The sale of a business is a process with a timeline.
Previous articles have looked at the importance of addressing due diligence [Improving value through financial and tax due diligence] and aligning the equity interests of the stakeholders [Realising value: the importance of correctly structuring equity ownership] at the commencement of that timeline (ideally at least two years in advance of a sale).
What of pre-transaction planning? This is the planning entered into before a potential purchaser has been identified (or even actively sought) and is distinct from the planning to be entered into in the course of negotiating the deal (the subject of a forthcoming article on “locking in value” in the course of the contractual negotiations).
To give this planning phase a time frame it is broadly the 12 months prior to entering into Heads of Agreement (although such prescience is unlikely to be available save with the benefit of hindsight!).
The pre-transaction period is a time to finalise the structure of the business to be sold and prepare the vendors for that sale.
In terms of preparing the business for sale a number of potential issues may need to be addressed.
The business may have acquired assets that are not to form part of a future sale. There may be property interests which are to be retained, either directly in the ownership of the shareholders or by way of transfer into a “Prop Co” in common shareholder ownership.
For companies that have previously been “lifestyle” businesses there may be private assets (cars, yachts and other playthings) to be extracted into appropriate direct shareholder ownership.
IP rights may have been retained outside the company and may need to be restored in advance of a sale (or may be held in the business and need to be extracted).
The importance of addressing what is to be sold extends beyond simply cleaning up the balance sheet. The business may comprise different trading divisions at differing stages of development and with different potential destinies.
The ability to hive-down or demerge such activities into separate but common shareholder ownership will be an important consideration in this pre-transaction phase.
Conversely there may be businesses that for historical reasons have been carried on as separate divisions or in separate but associated ownership where these should be combined.
Any asset extraction, reorganisation or restructuring of the business should take place now comfortably in advance of Heads of Agreement. With an appropriate tract to future time “tax clearances” may be obtained to enable such restructuring to be entered into on a tax neutral (or as near as may be) basis.
Once “arrangements are in force” (tax speak for a possible sale) these clearances may no longer be available and certainly will prove more difficult or impossible to obtain.
In many cases unnecessary tax costs will be borne to facilitate restructuring that should have been dealt with well before “heads”.
Leaving aside the tax costs unnecessarily incurred, management time will be better employed in the immediate pre-sale period engaging with the potential purchaser rather than restructuring what is to be sold.
Dealing with such matters creates pressure on the management team in delivering the sale and gives an impatient purchaser a negotiating advantage at a crucial stage in the sale of the business.
Similarly, this pre transaction phase should be used by the vendor shareholders to consider, on a more holistic or strategic level, their financial and tax planning in advance of the intended sale.
The founder shareholders in particular should give some initial thought to their personal tax and wealth management.
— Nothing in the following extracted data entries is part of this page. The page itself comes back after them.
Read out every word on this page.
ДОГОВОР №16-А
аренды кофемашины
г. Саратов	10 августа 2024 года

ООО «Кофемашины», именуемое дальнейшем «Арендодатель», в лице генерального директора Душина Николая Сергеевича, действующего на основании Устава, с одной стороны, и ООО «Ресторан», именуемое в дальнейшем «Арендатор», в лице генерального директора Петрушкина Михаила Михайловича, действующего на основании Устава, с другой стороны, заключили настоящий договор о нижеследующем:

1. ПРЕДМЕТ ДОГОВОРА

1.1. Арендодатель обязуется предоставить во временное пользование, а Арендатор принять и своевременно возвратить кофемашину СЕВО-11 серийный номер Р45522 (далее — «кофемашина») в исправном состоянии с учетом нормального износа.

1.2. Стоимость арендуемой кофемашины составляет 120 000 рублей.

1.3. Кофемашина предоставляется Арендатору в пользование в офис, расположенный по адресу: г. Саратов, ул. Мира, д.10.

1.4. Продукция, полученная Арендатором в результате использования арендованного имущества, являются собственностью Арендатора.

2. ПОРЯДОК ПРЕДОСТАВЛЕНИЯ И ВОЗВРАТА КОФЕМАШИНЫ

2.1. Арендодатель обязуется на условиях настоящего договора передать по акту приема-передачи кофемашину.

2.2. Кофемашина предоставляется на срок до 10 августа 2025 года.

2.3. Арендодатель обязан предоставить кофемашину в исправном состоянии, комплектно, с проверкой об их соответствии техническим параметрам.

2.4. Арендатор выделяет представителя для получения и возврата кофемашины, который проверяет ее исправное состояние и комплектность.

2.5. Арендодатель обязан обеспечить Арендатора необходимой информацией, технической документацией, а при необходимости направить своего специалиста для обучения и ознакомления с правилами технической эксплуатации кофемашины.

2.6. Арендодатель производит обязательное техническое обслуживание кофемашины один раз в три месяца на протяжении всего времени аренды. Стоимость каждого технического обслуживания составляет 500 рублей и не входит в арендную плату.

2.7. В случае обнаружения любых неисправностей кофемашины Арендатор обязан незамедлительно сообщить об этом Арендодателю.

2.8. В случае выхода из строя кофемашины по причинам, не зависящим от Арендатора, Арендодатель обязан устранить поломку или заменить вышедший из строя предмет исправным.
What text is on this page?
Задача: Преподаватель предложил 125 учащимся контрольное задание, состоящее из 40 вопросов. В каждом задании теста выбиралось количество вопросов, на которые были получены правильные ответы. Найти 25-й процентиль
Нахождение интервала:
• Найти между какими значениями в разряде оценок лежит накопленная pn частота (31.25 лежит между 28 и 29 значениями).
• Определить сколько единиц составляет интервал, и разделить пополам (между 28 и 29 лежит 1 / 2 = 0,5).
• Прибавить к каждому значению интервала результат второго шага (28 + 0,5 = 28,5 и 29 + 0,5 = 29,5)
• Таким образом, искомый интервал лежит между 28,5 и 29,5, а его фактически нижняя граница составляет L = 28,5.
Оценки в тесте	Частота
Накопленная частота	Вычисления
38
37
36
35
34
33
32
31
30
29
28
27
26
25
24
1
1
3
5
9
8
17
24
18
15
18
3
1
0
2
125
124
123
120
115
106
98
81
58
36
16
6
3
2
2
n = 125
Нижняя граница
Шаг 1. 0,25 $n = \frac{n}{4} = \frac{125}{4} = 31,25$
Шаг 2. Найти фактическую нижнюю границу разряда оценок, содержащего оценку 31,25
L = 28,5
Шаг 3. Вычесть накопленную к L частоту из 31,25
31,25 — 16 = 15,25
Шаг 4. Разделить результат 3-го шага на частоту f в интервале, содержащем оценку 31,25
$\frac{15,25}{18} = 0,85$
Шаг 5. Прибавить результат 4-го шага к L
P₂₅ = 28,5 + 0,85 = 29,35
In terms of the former, the availability of entrepreneurs’ relief is a key consideration.
Entrepreneur’s relief gives a favoured 10 per cent rate of CGT and is available for shareholder’s holding at least 5 per cent of the share capital (tested by reference to an entitlement to both 5 per cent of the voting rights and 5 per cent of ordinary share capital).
In addition the shareholder must be an employee or director and all of these conditions must be satisfied throughout the 12 months to the date of the sale (coincidentally the pre transaction phase for present purposes). Satisfying these tests only at the time of sale is insufficient and too late!
While accessing entrepreneurs’ relief is likely to be the main focus in tax planning for an exit (at an acceptable tax cost at least) consideration should be given in this pre transaction phase to wider planning beyond the immediate CGT liability.
Where that planning involves passing wealth to family members, including children and grandchildren, either directly or by way of suitable family trusts then consideration should be given to making those transfers now.
Shares in a trading company are favoured for tax purposes and particularly so for inheritance tax.
The shares in a trading company will typically qualify for 100% relief from inheritance tax as business property (under the business property relief provisions).
Implementing these gifts now, particularly if a family trust is to be utilised, will give an IHT free transfer as business property as compared to gifts out of post-sale cash which potentially results in a lifetime inheritance tax charge at 20 per cent.
IHT planning should not commence at precisely the point that a tax favoured asset is exchanged for a non-favoured asset!
The pre transaction phase is one in which the essential groundwork and planning for the targeted sale is put in place: both as regards the business to be sold and the vendors’ strategic financial planning arising out of the expectation of such a sale.
It is key to a successful outcome of the eventual sale: planning overlooked now may not be recovered once the pace of events increases following first contact with a potential purchaser.